Esta consciência da unidade só pode se dar na plenitude do Espírito que ama
e que, portanto transcende a dilaceração do homem velho, segundo palavras de
apóstolo Paulo, alienado de si pelas coisas do mundo. Nesse contato com o espírito
imanente que vivifica, o ser é arrebatado por uma necessidade irresistível de
comungar elevados sentimentos com Deus e com o outro.
A simpatia dos Espíritos entre si é possível pelo fato de todos se
identificarem em natureza, porquanto possuem a mesma origem: “o Ser único, uno e
universal”. A unidade mantém a força de atração, e nessa atração revela-se a
lei do amor, sublime imperativo, que quando vivenciado plenamente há de substituir
a personalidade pela fusão dos seres. Amar a Deus e ao próximo é alegrar-se
pela vivência da unidade em
espírito. Aquele que se une ao Senhor torna-se um só espírito com ele.
Plotino, cujo pensamento muito influenciou Agostinho, já exaltara a
missão própria da alma: “restabelecer a unidade original das coisas, reconduzindo-as todas
ao Um”. As
etapas desse processo de retorno consistem na ascese, na qual, em um primeiro
momento a alma liberta-se dos sentidos pelo exercício da virtude.

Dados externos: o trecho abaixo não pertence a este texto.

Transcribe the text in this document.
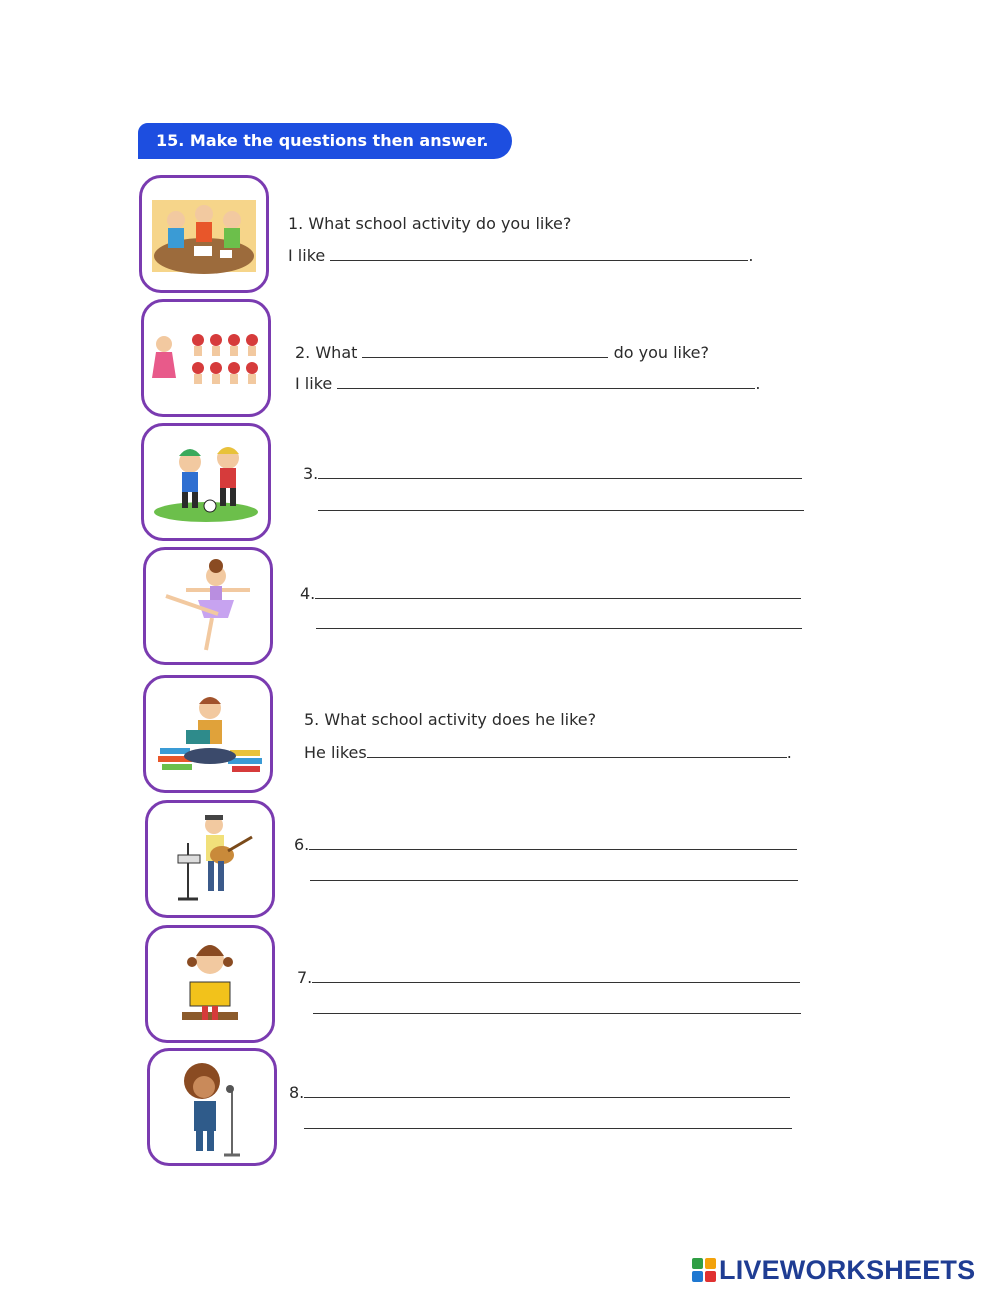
15. Make the questions then answer.
1. What school activity do you like?
I like	.
2. What	do you like?
I like	.
3.
4.
5. What school activity does he like?
He likes	.
6.
7.
8.
LIVEWORKSHEETS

Em um segundo momento a “contemplação”, que consiste no conhecimento
do Um mediante a filosofia. E por último o êxtase, onde a alma supera o conhecimento filosófico,
no ato de contemplar o Um ela é tomada de uma alegria inefável. Se
considerarmos ainda o ponto de vista da religiosidade espírita, essa unidade,
porém não é estática, nem meramente quantitativa, mas varia segundo o
grau evolutivo, qualitativo do Espírito; quanto maior o grau de pureza, quanto mais
expressiva a moralidade, maior a coesão entre os indivíduos.

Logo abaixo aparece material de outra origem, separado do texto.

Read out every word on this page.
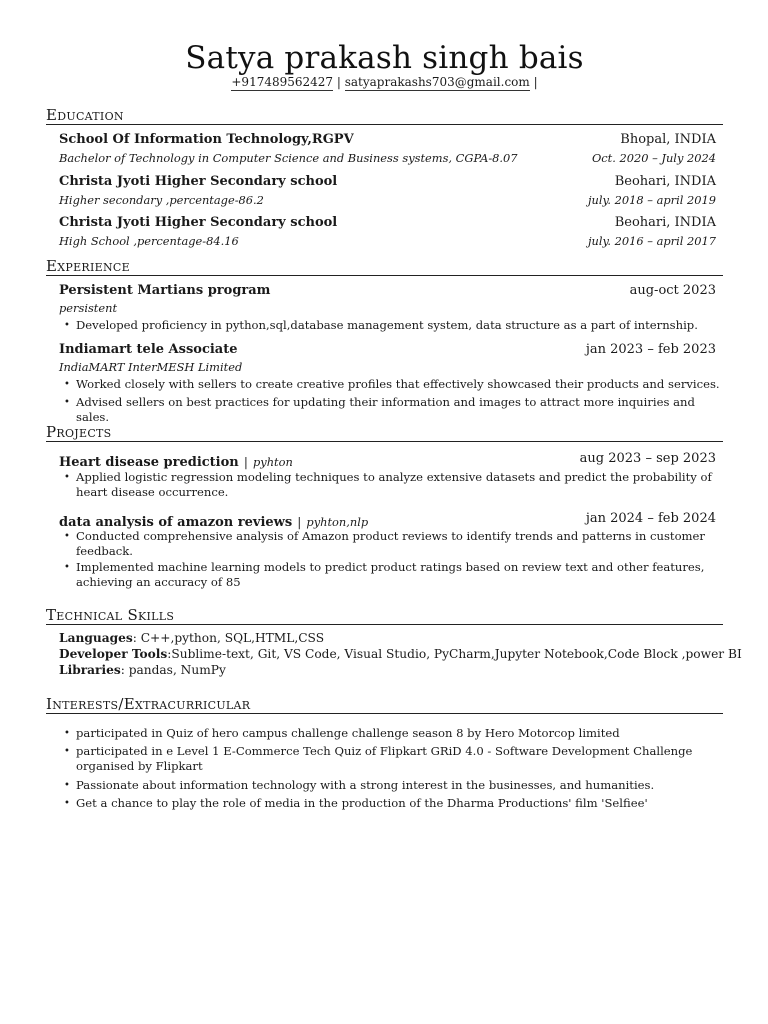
Satya prakash singh bais
+917489562427 | satyaprakashs703@gmail.com |
Education
School Of Information Technology,RGPV	Bhopal, INDIA
Bachelor of Technology in Computer Science and Business systems, CGPA-8.07	Oct. 2020 – July 2024
Christa Jyoti Higher Secondary school	Beohari, INDIA
Higher secondary ,percentage-86.2	july. 2018 – april 2019
Christa Jyoti Higher Secondary school	Beohari, INDIA
High School ,percentage-84.16	july. 2016 – april 2017
Experience
Persistent Martians program	aug-oct 2023
persistent
• Developed proficiency in python,sql,database management system, data structure as a part of internship.
Indiamart tele Associate	jan 2023 – feb 2023
IndiaMART InterMESH Limited
• Worked closely with sellers to create creative profiles that effectively showcased their products and services.
• Advised sellers on best practices for updating their information and images to attract more inquiries and sales.
Projects
Heart disease prediction | pyhton	aug 2023 – sep 2023
• Applied logistic regression modeling techniques to analyze extensive datasets and predict the probability of heart disease occurrence.
data analysis of amazon reviews | pyhton,nlp	jan 2024 – feb 2024
• Conducted comprehensive analysis of Amazon product reviews to identify trends and patterns in customer feedback.
• Implemented machine learning models to predict product ratings based on review text and other features, achieving an accuracy of 85
Technical Skills
Languages: C++,python, SQL,HTML,CSS
Developer Tools:Sublime-text, Git, VS Code, Visual Studio, PyCharm,Jupyter Notebook,Code Block ,power BI
Libraries: pandas, NumPy
Interests/Extracurricular
• participated in Quiz of hero campus challenge challenge season 8 by Hero Motorcop limited
• participated in e Level 1 E-Commerce Tech Quiz of Flipkart GRiD 4.0 - Software Development Challenge organised by Flipkart
• Passionate about information technology with a strong interest in the businesses, and humanities.
• Get a chance to play the role of media in the production of the Dharma Productions' film 'Selfiee'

A visão meramente contemplativa não basta para a identificação com
o Ser, pois o Espírito consiste em uma natureza dinâmica, criativa, e nesse
contato autêntico com a unidade o indivíduo se vê impelido a exteriorizá-la,
a gerar, a criar, a doar, pela força de todas as forças, a força de coesão do
amor. Eis a caridade então, como forma desta unidade manifestar-se na pluralidade
de seres. Desta
forma é na comunhão interior com os demais seres que nós, Espíritos
particulares revelamos, comungamos na unidade do espírito universal, mas como consciências
ativas e perenes.
Com efeito, o célebre “Conhece-te a ti mesmo” não consiste apenas
na consciência de erros, defeitos e limitações; conhece-te a ti mesmo no que possuis de
infinito, ou de potencialidades da verdade divinal que te habita. Eis a maiêutica. O
trazer à luz a interioridade, não apenas como um meio, mas o fim último do
autoconhecimento.
Adotando a concepção platônica, retomada por Plotino, Agostinho considera
as sensações como insuficientes, por nos revelarem o particular e o
contingente, o que não pode ser objeto do verdadeiro conhecimento, ao passo que a alma encontra
em si mesma o universal e o necessário, o puramente inteligível. Se não provém
das sensações, como explicar a presença na alma de tais verdades, imutáveis e
eternas?
Sem dúvida, também para o bispo de Hipona, assim como para a
Filosofia Espírita, pode-se chegar a Deus mediante os índices cosmológicos, por
exemplo, através da ordem do Universo e da contingência das coisas: “a harmonia que
regula as forças do Universo revela combinações e fins determinados, e por isso
mesmo um poder inteligente”. Mas Agostinho, assim como a Revelação Espírita, encontra
indícios muito mais sugestivos da verdade no homem do que no mundo. Ele não procura a
solução dos problemas filosóficos na realidade externa, como o fizera
Aristóteles e toda a filosofia grega, mas no exame da própria alma.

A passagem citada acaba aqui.